Under s167 of the 2002 Act (failure to pay amount for a short period)  a landlord cannot use the forfeiture procedure under the lease unless the amount owed for ground rent, service charge or administration charges (or a combination of them) is more than £350. However, the forfeiture procedure can be used even if the amount is less than £350, if it has been outstanding for more than 3 years. Ground rent can be recovered for up to 6 years in arrears.


The value of ground rent consists of a multiple of the current charge and depends on a) how many years are left unexpired on the lease, b) any future increases in the level of ground rent, (either fixed or geared through the rent review clauses), c) market interest rates and d) the possibility of default by the leaseholder as the owner of the ground rent will have precedence over all other creditors, including mortgage lenders and HMRC.

Ground Rent Increases

The most prevalent method of increasing the ground rent used by house builders when they draw up the leases is that of fixed uplifts with increments varying greatly in range.

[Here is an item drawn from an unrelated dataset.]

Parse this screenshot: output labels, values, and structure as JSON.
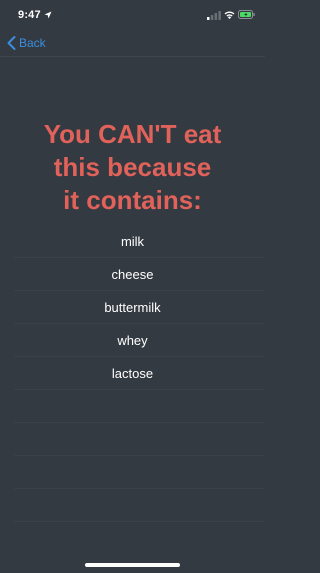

Another is a regular rise according to the corresponding Retail Price Index (which in December 2014 was 257.5) which allows the rent to track inflation or the House Price Index, or as a percentage of the capital value of the property.The developers will also want to maximise their profits so they often sell ground rents (pre-packaged in bulk) to ground rent investors before construction starts with the investors paying a large deposit up front which will be used to fund building costs. The sale and exchange of contracts is agreed upon very early in the process because one of the conditions will usually be that completion takes place on a notice served by the developers at a fixed period after the sale of the last flat. If developers don’t want the building of the development slowed down by having to issue Section V notices to the leaseholders under the Right of First Refusal, as long as the sale of the ground rents occurs before half of the flats are sold, the need for serving such a notice is by-passed. It’s not actually illegal because legislation requires there to be a majority of leaseholders willing to accept the right. If less than half of the leases have been granted then such a majority simply does not exist!

More Than One Freeholder

Some leasehold properties actually have more than one freeholder because whilst a freeholder holds what is known as superior else, they can choose to sell what is called an ‘intermediate’ lease to someone else, who is known a head lessee. This then results in 3 different levels of ownership in the building:

  1. The freeholder who has the highest level of overall ownership;
  2. The head leaseholder (also called the head lessee) who is directly responsible to the leaseholder;
  3. The leaseholder.

This head lessee may make profit from his title, if the ground rent collected from all the other leaseholders in the block exceeds the ground rent payable by him to the freeholder. A head lessee can also hold a reversionary interest (the right to get the lease back once the term expires) if he is granted a longer lease term than the other leaseholders, for example 125 years against 99 years. So with a 26 year longer lease than the others, the head lessee has the right to all those flats before they would have to be returned to the freeholder.